Monday, October 18, 2010

Coleridge "imagination and Fancy" - Literature Network Forums

A useful summary of Coleridge's theory of the imagination.
The distinction made by Coleridge between Fancy and the Imagination rested on the fact that Fancy was concerned with the mechanical operations of the mind, those which are responsible for the passive accumulation of data and the storage of such data in the memory. Imagination, on the other hand, described the "mysterious power," which extracted from such data, "hidden ideas and meaning." It also determined "the various operations of constructive and inventive genius."
Engell has demonstrated that Coleridge's division of the imagination into the "primary" and "secondary" draws a distinction between creative acts that are unconscious and those that are intentional and deliberate. "The Primary Imagination" was for Coleridge, the "necessary imagination" as it "automatically balances and fuses the innate capacities and powers of the mind with the external presence of the objective world that the mind receives through the senses." It represents man's ability to learn from nature. The over arching property of the primary imagination was that it was common to all people. The Secondary imagination, on the other hand, represents a superior faculty which could only be associated with artistic genius. It was this aspect of the imagination, one which could break down what was perceived in order to recreate by an autonomous willful act of the mind that has no analog in the natural world—which Coleridge associated with art and poetry. A key and defining attribute of the secondary imagination was a free and deliberate will; "superior voluntary controul. . .co-existing with the conscious will." The secondary imagination, once activated by the will, "dissolves, dissipates in order to recreate."
And...
Coleridge explained this property of the "Imagination" as "ESEMPLASTIC," to "shape into one" and to "convey a new sense." Coleridge in the tenth chapter of Biographia Literaria described this ability of the imagination as "Esemplastic." Noting that esemplastic was a word he borrowed from the Greek "to shape," Coleridge explained that it referred to the imagination's ability to "shape into one, having to convey a new sense." He felt such a term was necessary as "it would aid the recollection of my meaning and prevent it being confounded with the usual import of the word imagination." Biographia Literaria, vol. 1, p. 86 
If you really want to use a pretentious-sounding term, try esemplastic. Derived from Greek words meaning "into" and "one" and "mold," and coined by Coleridge in 1817, the word means "having the function of molding into unity; unifying." The picture derived from the word is of someone, probably a poet, taking images and words and feelings from a number of realms of human endeavor and thought and bringing them all together into a poem s/he writes. This requires a huge effort of the imagination, which we might call the "esemplastic power of the poetic imagination." A decade after its first appearance a writer could remark, "Nor I trust will Coleridge's favorite word esemplastic..ever become current."

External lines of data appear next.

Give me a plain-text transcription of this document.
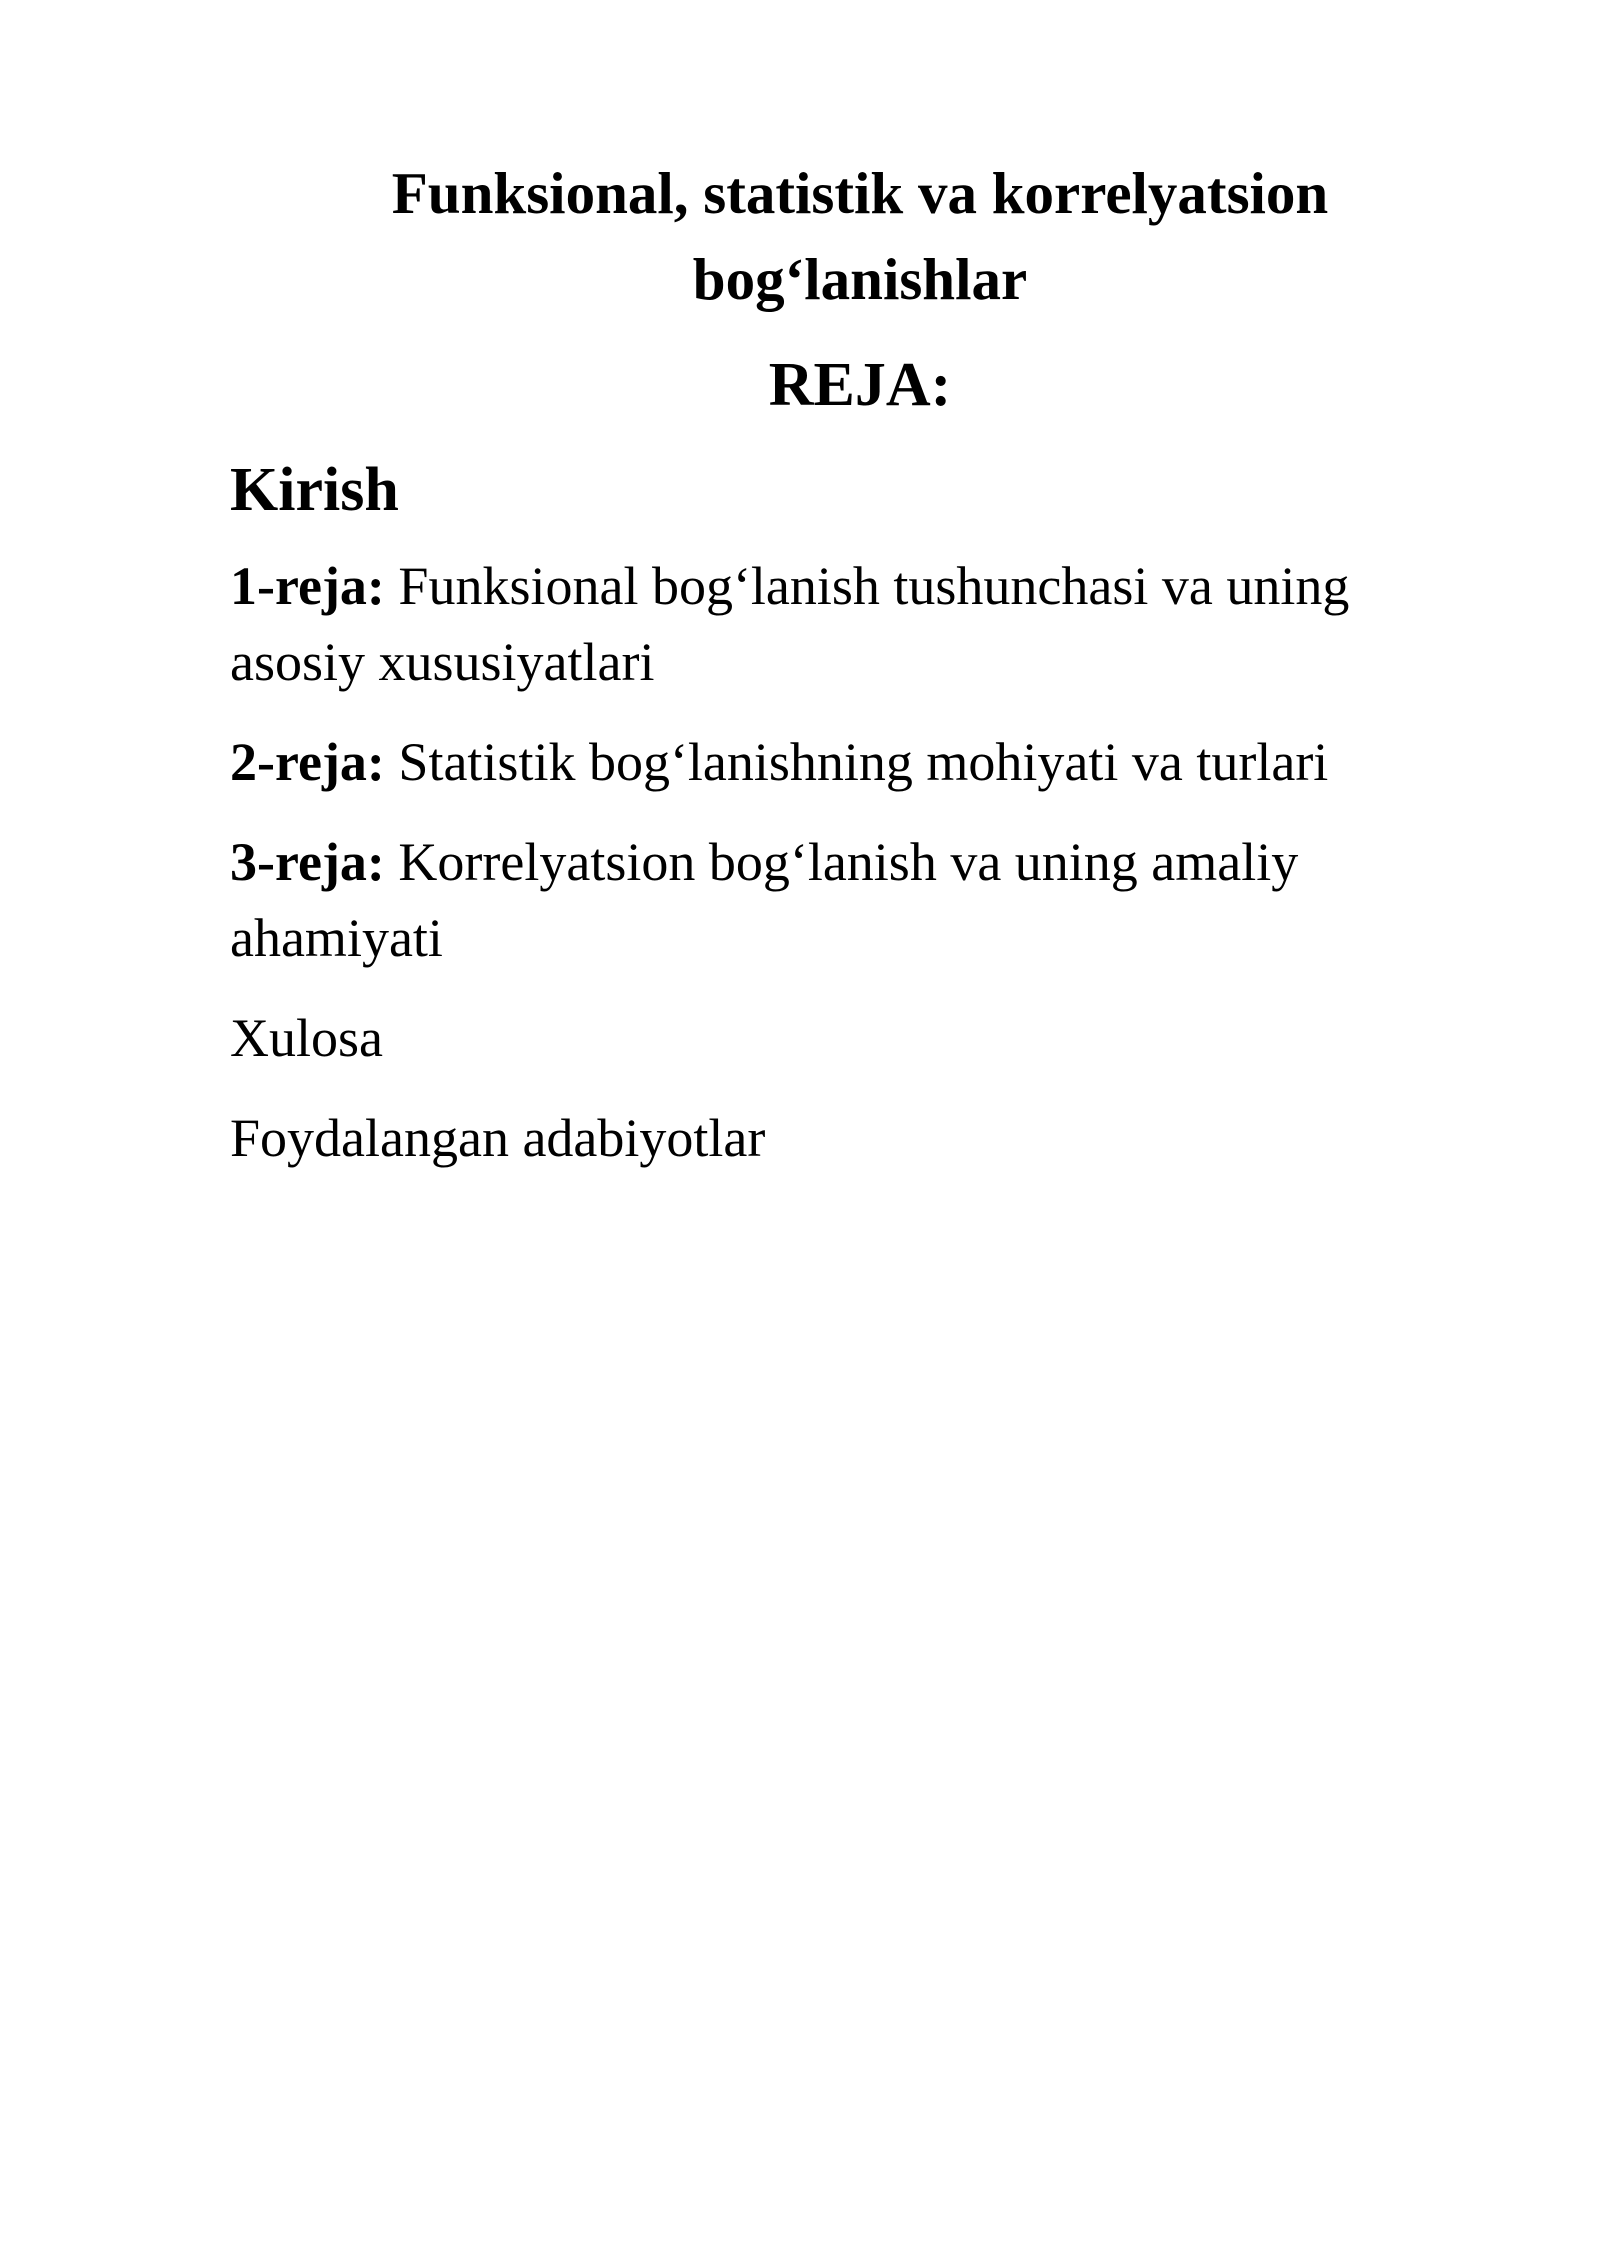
Funksional, statistik va korrelyatsion
bog‘lanishlar
REJA:

Kirish

1-reja: Funksional bog‘lanish tushunchasi va uning asosiy xususiyatlari

2-reja: Statistik bog‘lanishning mohiyati va turlari

3-reja: Korrelyatsion bog‘lanish va uning amaliy ahamiyati

Xulosa

Foydalangan adabiyotlar
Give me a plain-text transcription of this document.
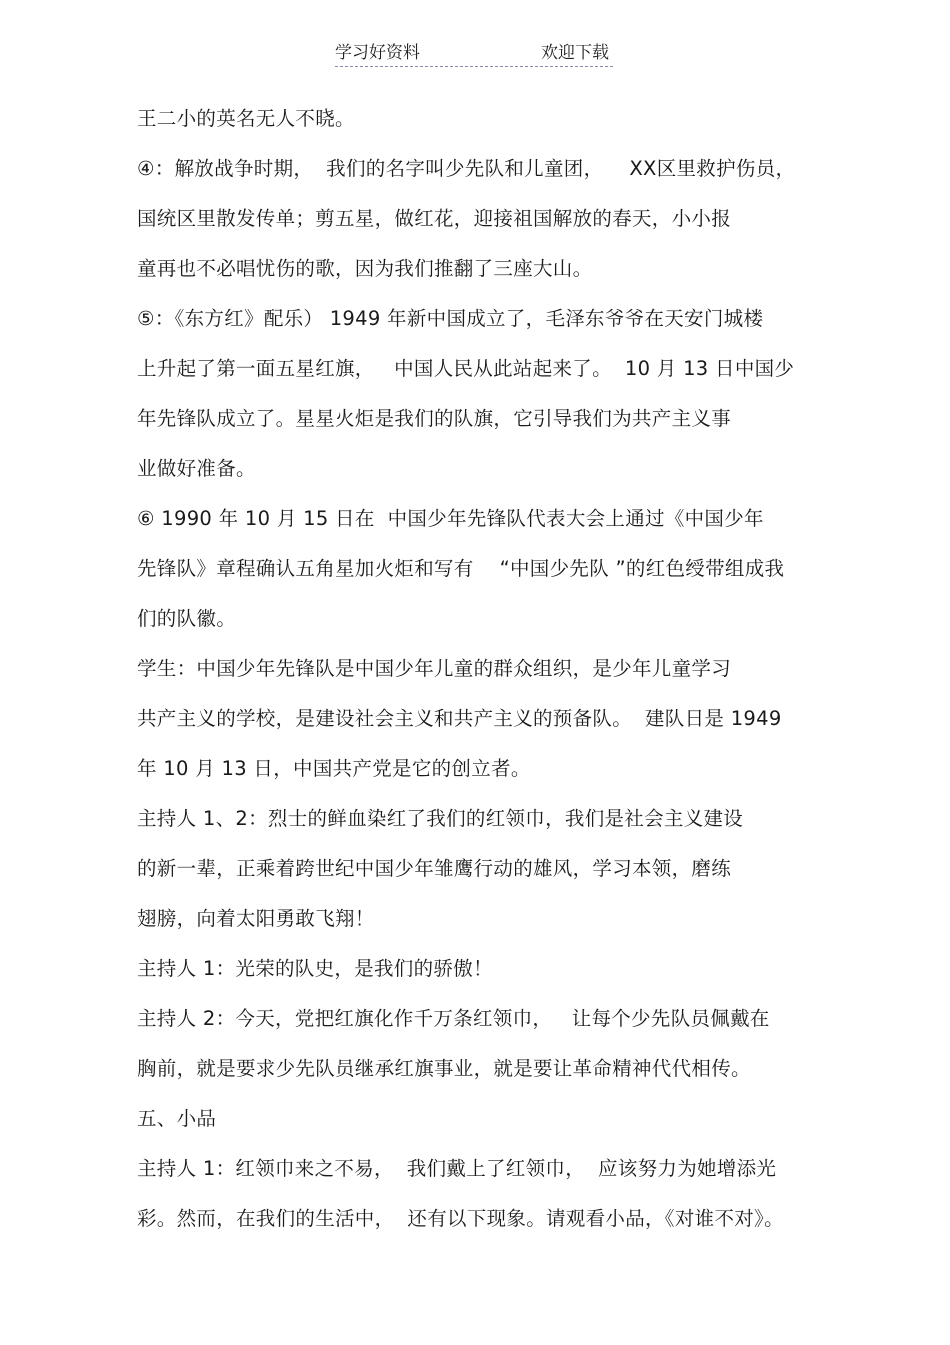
学习好资料	欢迎下载
王二小的英名无人不晓。
④：解放战争时期，  我们的名字叫少先队和儿童团，    XX区里救护伤员，
国统区里散发传单；剪五星，做红花，迎接祖国解放的春天，小小报
童再也不必唱忧伤的歌，因为我们推翻了三座大山。
⑤：《东方红》配乐） 1949 年新中国成立了，毛泽东爷爷在天安门城楼
上升起了第一面五星红旗，   中国人民从此站起来了。  10 月 13 日中国少
年先锋队成立了。星星火炬是我们的队旗，它引导我们为共产主义事
业做好准备。
⑥ 1990 年 10 月 15 日在  中国少年先锋队代表大会上通过《中国少年
先锋队》章程确认五角星加火炬和写有    “中国少先队 ”的红色绶带组成我
们的队徽。
学生：中国少年先锋队是中国少年儿童的群众组织，是少年儿童学习
共产主义的学校，是建设社会主义和共产主义的预备队。  建队日是 1949
年 10 月 13 日，中国共产党是它的创立者。
主持人 1、2：烈士的鲜血染红了我们的红领巾，我们是社会主义建设
的新一辈，正乘着跨世纪中国少年雏鹰行动的雄风，学习本领，磨练
翅膀，向着太阳勇敢飞翔！
主持人 1：光荣的队史，是我们的骄傲！
主持人 2：今天，党把红旗化作千万条红领巾，   让每个少先队员佩戴在
胸前，就是要求少先队员继承红旗事业，就是要让革命精神代代相传。
五、小品
主持人 1：红领巾来之不易，  我们戴上了红领巾，  应该努力为她增添光
彩。然而，在我们的生活中，  还有以下现象。请观看小品，《对谁不对》。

Not only did the subject subsume the object it can also be argued that Imagination subsumed the role of Fancy within the creative work. Thus while Coleridge argued that the poet relied on both Fancy and Imagination when inventing a poem, and that the poet should seek a balance of these two faculties, (Coleridge, Biographia Literari, vol 1, p. 194) the "active" and "transformative" powers of the Imagination negated the contribution of, and representation of Fancy. In Coleridge's system, the Imagination is ultimately the only faculty which contributed to the creative process.